Quelles sont les difficultés rencontrées par ces maraichers ?

Les maraichères et maraichers travaillent dans des conditions difficiles affrontant les pires conditions climatiques. Ils travaillent avec des outils vétustes et de mauvaise qualité, les obligeant à rester courbés une grande partie de la journée.

Les producteurs maraîchers enquêtés s'approvisionnent en semences et engrais principalement auprès des marchés locaux, fournisseurs ambulants et quelques fois auprès des centres de productions des semences tels que CECOMAF et CEPROSEM. Les enquêtes ont permis de démontrer que malgré les années de pratique de l'agriculture, les maraichères et maraichers n'ont pas suffisamment des connaissances techniques sur les bonnes pratiques agricoles et la gestion efficace de la fertilité des sols. Ils n'ont pas de formation sur l'utilisation des pesticides (connaissances sur les types des pesticides, connaissances sur les doses d'application, fréquences de traitement et délai d'application avant récolte pour éviter l'effet de rémanence sur les produits de récolte). Sur ce, des graves lacunes ont été remarquées sur les mesures de protection lors de la manipulation et l'application des pesticides et le manque d'équipement de protection adéquat (lunettes, bottes, combinaisons, gants, couvre-nez).
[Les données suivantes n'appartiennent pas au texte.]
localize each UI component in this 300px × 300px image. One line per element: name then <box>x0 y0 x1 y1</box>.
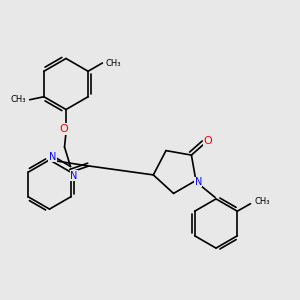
Text: CH₃: CH₃ <box>11 95 26 104</box>
Text: O: O <box>59 124 68 134</box>
Text: O: O <box>203 136 212 146</box>
Text: N: N <box>70 171 77 181</box>
Text: CH₃: CH₃ <box>255 197 270 206</box>
Text: N: N <box>195 177 202 187</box>
Text: CH₃: CH₃ <box>106 58 122 68</box>
Text: N: N <box>49 152 56 162</box>
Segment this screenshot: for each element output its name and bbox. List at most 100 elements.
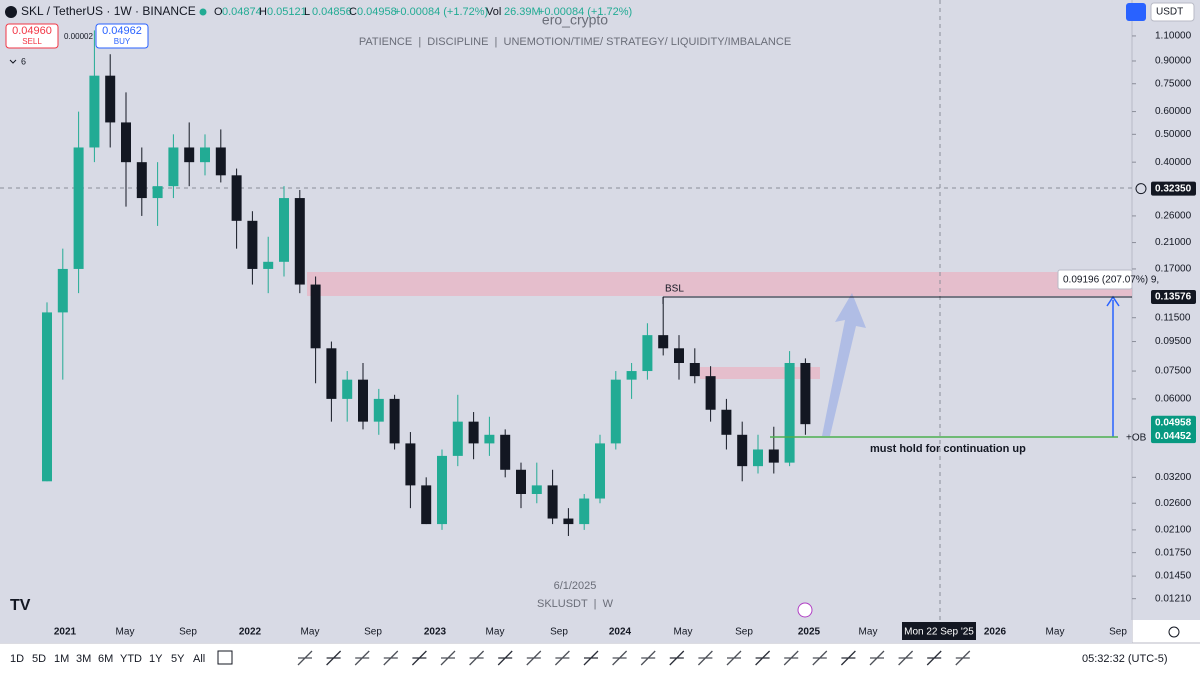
price-tag-label: 0.04452	[1155, 431, 1192, 442]
time-cursor-box	[902, 622, 976, 640]
price-label: 0.03200	[1155, 472, 1192, 483]
candle-body	[184, 147, 195, 163]
drawing-tool[interactable]	[783, 650, 799, 666]
drawing-tool[interactable]	[297, 650, 313, 666]
timeframe[interactable]: 6M	[98, 653, 113, 665]
price-tag	[1151, 181, 1196, 196]
compare-button[interactable]	[1126, 3, 1146, 21]
drawing-tool[interactable]	[326, 650, 342, 666]
candle-body	[674, 348, 684, 363]
clock: 05:32:32 (UTC-5)	[1082, 653, 1168, 665]
candle-body	[73, 147, 84, 269]
settings-icon[interactable]	[1168, 626, 1180, 638]
symbol[interactable]: SKL / TetherUS · 1W · BINANCE	[21, 4, 196, 18]
price-label: 0.09500	[1155, 336, 1192, 347]
drawing-tool[interactable]	[669, 650, 685, 666]
time-label: May	[1046, 627, 1065, 638]
price-label: 0.11500	[1155, 312, 1191, 323]
timeframe[interactable]: All	[193, 653, 205, 665]
drawing-tool[interactable]	[411, 650, 427, 666]
price-label: 0.60000	[1155, 106, 1192, 117]
candle-body	[547, 485, 558, 519]
bsl-label: BSL	[665, 284, 684, 295]
spread: 0.00002	[64, 32, 93, 41]
ohlc-key: O	[214, 6, 223, 18]
ohlc-value: 0.04958	[357, 6, 397, 18]
buy-button[interactable]	[95, 23, 149, 49]
event-icon[interactable]	[797, 602, 813, 618]
time-label: May	[116, 627, 135, 638]
candle-body	[800, 362, 811, 425]
price-label: 0.21000	[1155, 237, 1192, 248]
drawing-tool[interactable]	[583, 650, 599, 666]
price-tag	[1151, 429, 1196, 444]
drawing-tool[interactable]	[440, 650, 456, 666]
candle-body	[326, 348, 337, 399]
drawing-tool[interactable]	[869, 650, 885, 666]
price-label: 0.01450	[1155, 571, 1192, 582]
timeframe[interactable]: 3M	[76, 653, 91, 665]
indicator-toggle[interactable]	[9, 59, 17, 64]
drawing-tool[interactable]	[497, 650, 513, 666]
drawing-tool[interactable]	[812, 650, 828, 666]
candle-body	[279, 198, 289, 262]
measure-label: 0.09196 (207.07%) 9,	[1063, 275, 1159, 286]
price-label: 0.50000	[1155, 129, 1192, 140]
drawing-tool[interactable]	[898, 650, 914, 666]
timeframe[interactable]: YTD	[120, 653, 142, 665]
ohlc-key: C	[349, 6, 357, 18]
drawing-tool[interactable]	[926, 650, 942, 666]
drawing-tool[interactable]	[612, 650, 628, 666]
time-label: Sep	[550, 627, 568, 638]
timeframe[interactable]: 1M	[54, 653, 69, 665]
motto-watermark: PATIENCE | DISCIPLINE | UNEMOTION/TIME/ …	[359, 36, 791, 48]
candle-body	[737, 434, 748, 467]
drawing-tool[interactable]	[526, 650, 542, 666]
currency: USDT	[1156, 7, 1183, 18]
drawing-tool[interactable]	[354, 650, 370, 666]
buy-label: BUY	[114, 37, 131, 46]
currency-button[interactable]	[1150, 2, 1195, 22]
add-alert[interactable]	[1135, 183, 1147, 195]
price-tag-label: 0.04958	[1155, 417, 1192, 428]
candle-body	[626, 371, 637, 380]
drawing-tools	[297, 650, 971, 666]
candle-body	[768, 449, 779, 463]
drawing-tool[interactable]	[554, 650, 570, 666]
timeframe[interactable]: 1Y	[149, 653, 163, 665]
candle-body	[247, 220, 258, 269]
timeframe[interactable]: 1D	[10, 653, 24, 665]
timeframe[interactable]: 5D	[32, 653, 46, 665]
drawing-tool[interactable]	[697, 650, 713, 666]
drawing-tool[interactable]	[955, 650, 971, 666]
drawing-tool[interactable]	[640, 650, 656, 666]
candle-body	[753, 449, 763, 467]
time-label: May	[859, 627, 878, 638]
candle-body	[610, 379, 621, 444]
drawing-tool[interactable]	[755, 650, 771, 666]
time-label: 2026	[984, 627, 1007, 638]
projection-arrow	[822, 293, 866, 436]
symbol-icon	[5, 6, 17, 18]
sell-button[interactable]	[5, 23, 59, 49]
price-label: 0.17000	[1155, 264, 1192, 275]
time-label: May	[301, 627, 320, 638]
candle-body	[405, 443, 416, 486]
timeframe[interactable]: 5Y	[171, 653, 185, 665]
price-label: 0.90000	[1155, 56, 1192, 67]
drawing-tool[interactable]	[469, 650, 485, 666]
price-label: 1.10000	[1155, 31, 1192, 42]
drawing-tool[interactable]	[726, 650, 742, 666]
date-range-icon[interactable]	[217, 650, 233, 665]
drawing-tool[interactable]	[383, 650, 399, 666]
time-label: 2021	[54, 627, 77, 638]
candle-body	[57, 268, 68, 313]
volume: 26.39M	[504, 6, 541, 18]
author-watermark: ero_crypto	[542, 12, 608, 28]
chart-pane	[0, 0, 1132, 620]
candle-body	[231, 175, 242, 221]
candle-body	[89, 75, 100, 148]
drawing-tool[interactable]	[840, 650, 856, 666]
supply-zone	[307, 272, 1132, 296]
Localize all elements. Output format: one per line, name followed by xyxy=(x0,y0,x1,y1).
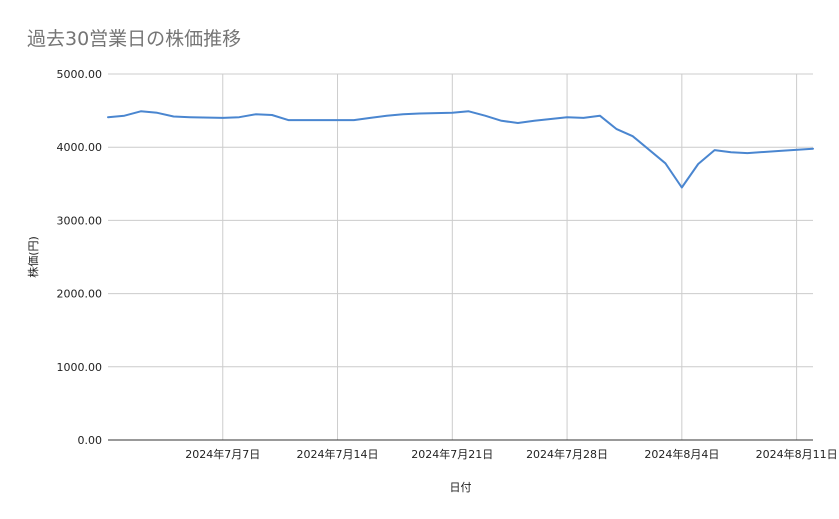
y-tick-label: 2000.00 xyxy=(57,288,103,301)
series-layer xyxy=(107,110,814,189)
y-tick-label: 0.00 xyxy=(78,434,103,447)
x-axis-title: 日付 xyxy=(450,481,472,494)
grid-lines xyxy=(108,73,813,440)
chart-title: 過去30営業日の株価推移 xyxy=(27,28,242,50)
x-tick-label: 2024年8月4日 xyxy=(644,447,719,461)
x-tick-label: 2024年7月7日 xyxy=(185,447,260,461)
x-tick-label: 2024年7月21日 xyxy=(411,447,493,461)
y-axis-title: 株価(円) xyxy=(26,236,40,278)
x-axis-ticks: 2024年7月7日 2024年7月14日 2024年7月21日 2024年7月28日 2… xyxy=(185,447,837,461)
y-tick-label: 3000.00 xyxy=(57,214,103,227)
y-tick-label: 1000.00 xyxy=(57,361,103,374)
x-tick-label: 2024年7月28日 xyxy=(526,447,608,461)
series-line xyxy=(107,110,814,189)
y-tick-label: 5000.00 xyxy=(57,68,103,81)
y-tick-label: 4000.00 xyxy=(57,141,103,154)
y-axis-ticks: 0.00 1000.00 2000.00 3000.00 4000.00 5000.00 xyxy=(57,68,103,447)
x-tick-label: 2024年8月11日 xyxy=(756,447,838,461)
x-tick-label: 2024年7月14日 xyxy=(297,447,379,461)
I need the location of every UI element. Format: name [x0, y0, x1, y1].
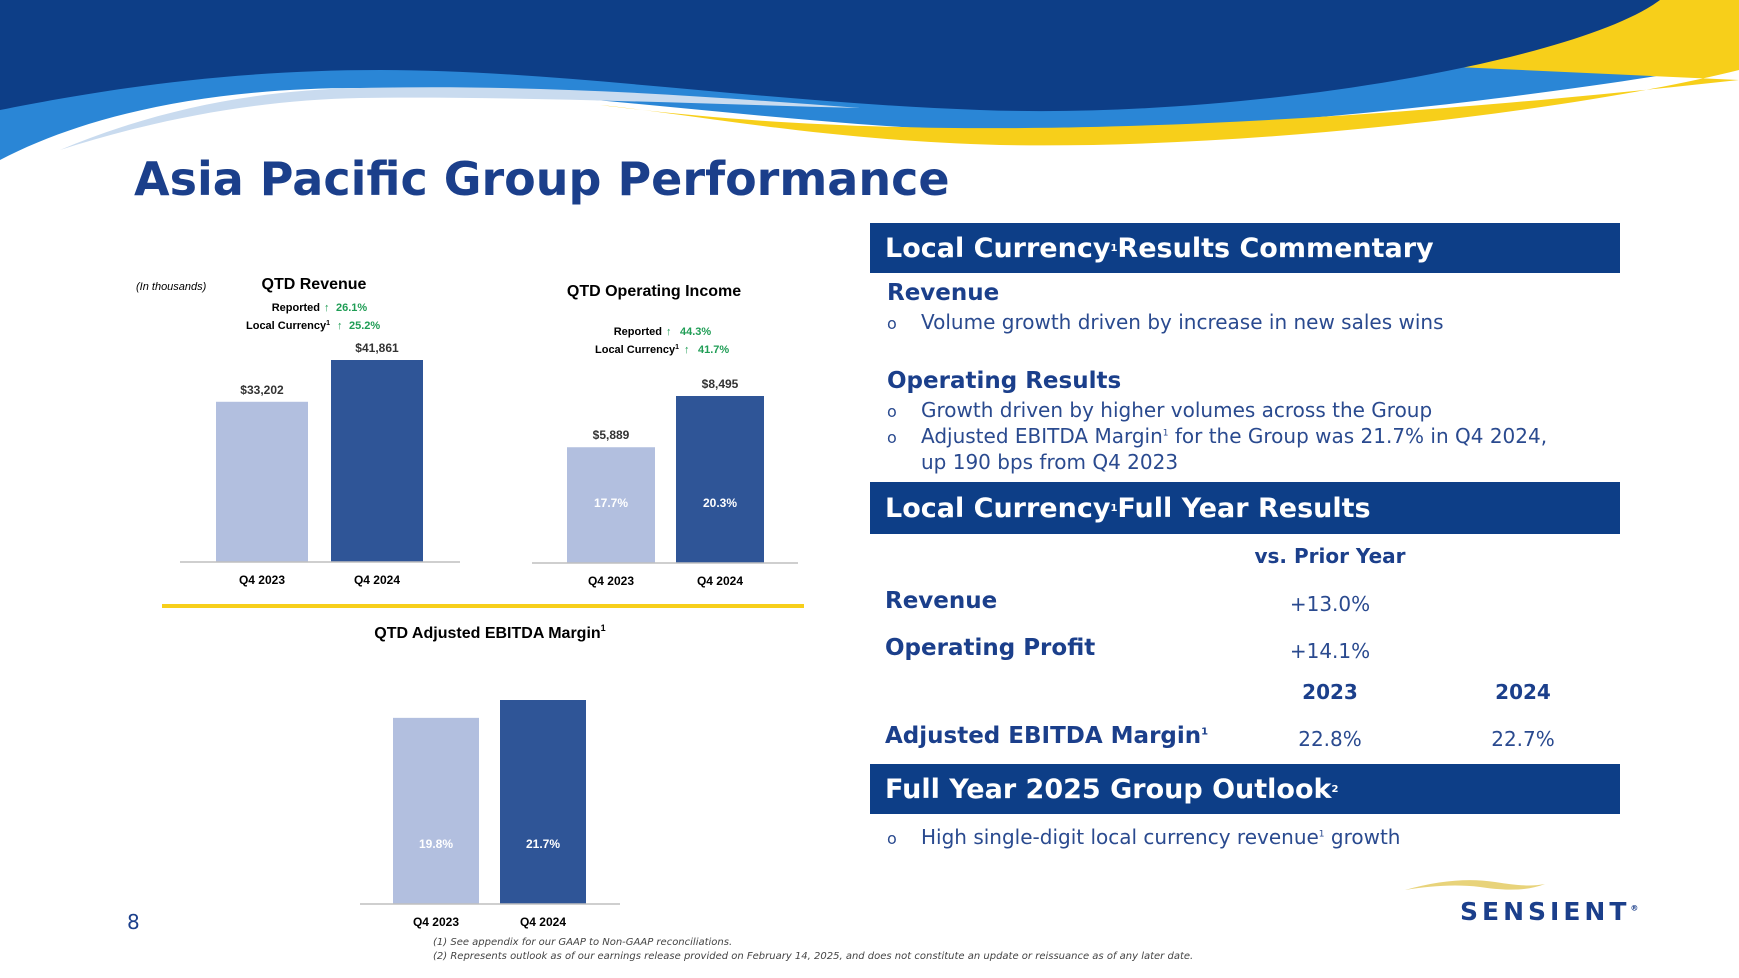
oi-tick-label-2: Q4 2024: [697, 574, 743, 588]
units-note: (In thousands): [136, 281, 207, 293]
year-2023-heading: 2023: [1302, 680, 1358, 704]
revenue-growth-reported-arrow-icon: ↑: [324, 302, 330, 314]
revenue-bar-2-value-label: $41,861: [355, 341, 399, 355]
operating-income-chart: QTD Operating Income Reported ↑ 44.3% Lo…: [532, 283, 798, 588]
sensient-logo-swoosh-icon: [1405, 880, 1545, 890]
revenue-growth-reported-label: Reported: [272, 302, 320, 314]
oi-growth-reported-label: Reported: [614, 326, 662, 338]
revenue-bar-1: [216, 401, 308, 562]
bullet-icon: o: [887, 428, 897, 447]
full-year-revenue-value: +13.0%: [1289, 592, 1371, 616]
revenue-chart: QTD Revenue Reported ↑ 26.1% Local Curre…: [180, 276, 460, 587]
outlook-bullet: o High single-digit local currency revenu…: [887, 825, 1401, 849]
revenue-bar-2: [331, 360, 423, 562]
oi-growth-reported-value: 44.3%: [680, 326, 711, 338]
header-wave-banner: [0, 0, 1739, 160]
revenue-growth-local-value: 25.2%: [349, 320, 380, 332]
revenue-growth-local-arrow-icon: ↑: [337, 320, 343, 332]
ebitda-margin-bars: 19.8% Q4 2023 21.7% Q4 2024: [393, 700, 586, 929]
oi-growth-local-arrow-icon: ↑: [684, 344, 690, 356]
full-year-ebitda-2023: 22.8%: [1298, 727, 1362, 751]
commentary-operating-bullet-2-continued: up 190 bps from Q4 2023: [921, 450, 1179, 474]
oi-bar-2-value-label: $8,495: [702, 377, 739, 391]
oi-bar-2: [676, 396, 764, 563]
revenue-growth-reported-value: 26.1%: [336, 302, 367, 314]
revenue-bars: $33,202 Q4 2023 $41,861 Q4 2024: [216, 341, 423, 587]
ebitda-margin-chart: QTD Adjusted EBITDA Margin1 19.8% Q4 2023…: [360, 623, 620, 929]
oi-growth-local-label: Local Currency1: [595, 344, 679, 356]
revenue-tick-label-2: Q4 2024: [354, 573, 400, 587]
oi-tick-label-1: Q4 2023: [588, 574, 634, 588]
sensient-logo: SENSIENT®: [1460, 897, 1639, 926]
revenue-chart-title: QTD Revenue: [262, 276, 367, 293]
oi-bar-2-inner-label: 20.3%: [703, 496, 737, 510]
bullet-icon: o: [887, 829, 897, 848]
commentary-header: Local Currency 1 Results Commentary: [870, 223, 1620, 273]
commentary-operating-bullet-1: o Growth driven by higher volumes across …: [887, 398, 1433, 422]
revenue-bar-1-value-label: $33,202: [240, 383, 284, 397]
bullet-icon: o: [887, 402, 897, 421]
revenue-tick-label-1: Q4 2023: [239, 573, 285, 587]
full-year-operating-profit-label: Operating Profit: [885, 635, 1096, 661]
year-2024-heading: 2024: [1495, 680, 1551, 704]
footnote-1: (1) See appendix for our GAAP to Non-GAA…: [433, 937, 733, 948]
full-year-ebitda-2024: 22.7%: [1491, 727, 1555, 751]
bullet-icon: o: [887, 314, 897, 333]
oi-bar-1-value-label: $5,889: [593, 428, 630, 442]
oi-growth-reported-arrow-icon: ↑: [666, 326, 672, 338]
operating-income-bars: $5,889 17.7% Q4 2023 $8,495 20.3% Q4 2024: [567, 377, 764, 588]
page-title: Asia Pacific Group Performance: [134, 152, 950, 206]
full-year-header: Local Currency 1 Full Year Results: [870, 482, 1620, 534]
ebitda-bar-2: [500, 700, 586, 904]
full-year-revenue-label: Revenue: [885, 588, 998, 614]
commentary-revenue-bullet: o Volume growth driven by increase in new…: [887, 310, 1444, 334]
commentary-revenue-heading: Revenue: [887, 280, 1000, 306]
vs-prior-year-heading: vs. Prior Year: [1254, 544, 1406, 568]
full-year-ebitda-label: Adjusted EBITDA Margin1: [885, 723, 1209, 749]
ebitda-tick-label-1: Q4 2023: [413, 915, 459, 929]
ebitda-tick-label-2: Q4 2024: [520, 915, 566, 929]
ebitda-chart-title: QTD Adjusted EBITDA Margin1: [374, 623, 605, 642]
ebitda-bar-1: [393, 717, 479, 904]
operating-income-chart-title: QTD Operating Income: [567, 283, 741, 300]
page-number: 8: [127, 910, 140, 934]
ebitda-bar-2-inner-label: 21.7%: [526, 837, 560, 851]
full-year-operating-profit-value: +14.1%: [1289, 639, 1371, 663]
oi-bar-1-inner-label: 17.7%: [594, 496, 628, 510]
commentary-operating-heading: Operating Results: [887, 368, 1122, 394]
oi-bar-1: [567, 447, 655, 563]
oi-growth-local-value: 41.7%: [698, 344, 729, 356]
commentary-operating-bullet-2: o Adjusted EBITDA Margin1 for the Group w…: [887, 424, 1548, 448]
outlook-header: Full Year 2025 Group Outlook 2: [870, 764, 1620, 814]
ebitda-bar-1-inner-label: 19.8%: [419, 837, 453, 851]
revenue-growth-local-label: Local Currency1: [246, 320, 330, 332]
footnote-2: (2) Represents outlook as of our earning…: [433, 951, 1194, 962]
Quelles sont les pistes de solution ?

AMK : Les ateliers de formation sur le renforcement des capacités ont été organisés dans les bureaux de Cosces à Kinkole sur les thèmes de bonnes pratiques en production maraîchère, gestion de la fertilité des sols et gestion des traitements phytosanitaires. Ils ont permis de former une dizaine de maraichers dont 2 membres du bureau exécutif de Cosces. Les descentes sur le terrain ont été réalisées pour s'assurer du suivi et de l'accompagnement des membres formés et pour évaluer le degré d'assimilation des connaissances acquises lors des ateliers de formation ainsi que la capacité à transmettre ses connaissances auprès d'autres producteurs.

Quels sont les défis dans le circuit de la commercialisation ?

AMK :La commercialisation des produits maraichers fait face à certaines contraintes telles que les difficultés de transport des produits, la concurrence occasionnée par les produits en provenance de la province du Kongo Central, l'absence de standardisation des prix et des unités de vente, l'absence d'infrastructures de stockage et de conditionnement, les risques élevés au niveau des producteurs et des commerçants. Nous avons proposé des stratégies qui permettront d'améliorer la commercialisation en apportant une valeur ajoutée dans la chaîne de distribution des produits maraîchers. Cet outil devrait permettre de créer de nouveaux rapports de force face aux acheteurs par l'amélioration de l'accès des producteurs aux marchés locaux (diversification des cultures, régularité de l'offre, organisation de la collecte et la distribution des produits maraichers); l'organisation des producteurs en associations pour leur donner les outils de gestion et de contrôle de l'offre, de la mise en marché et de la commercialisation; la création des créneaux de valorisation.

Face à ces réalisations que proposez- vous ?

AMK :: Nous envisageons mettre en place des organisations paysannes (OP) qui devraient organiser le marché en mettant ensemble l'offre et la demande, en mettant en place les règles de fonctionnement du marché et des mécanismes pour le contrôler, en aidant les producteurs à mieux produire et vendre grâce à un appui technique et opérationnel pour améliorer les itinéraires techniques, en facilitant l'accès au crédit pour ses membres, en mettant à la disposition des producteurs des infrastructures de stockage, de conditionnement et de transformation.

Nous avons aussi besoin de l'appui du ministre provincial tout comme les partenaires locaux et internationaux œuvrant dans le secteur de l'Agriculture pour nous accompagner à travers les OP qui seront mis en place sous l'encadrement de Cosces.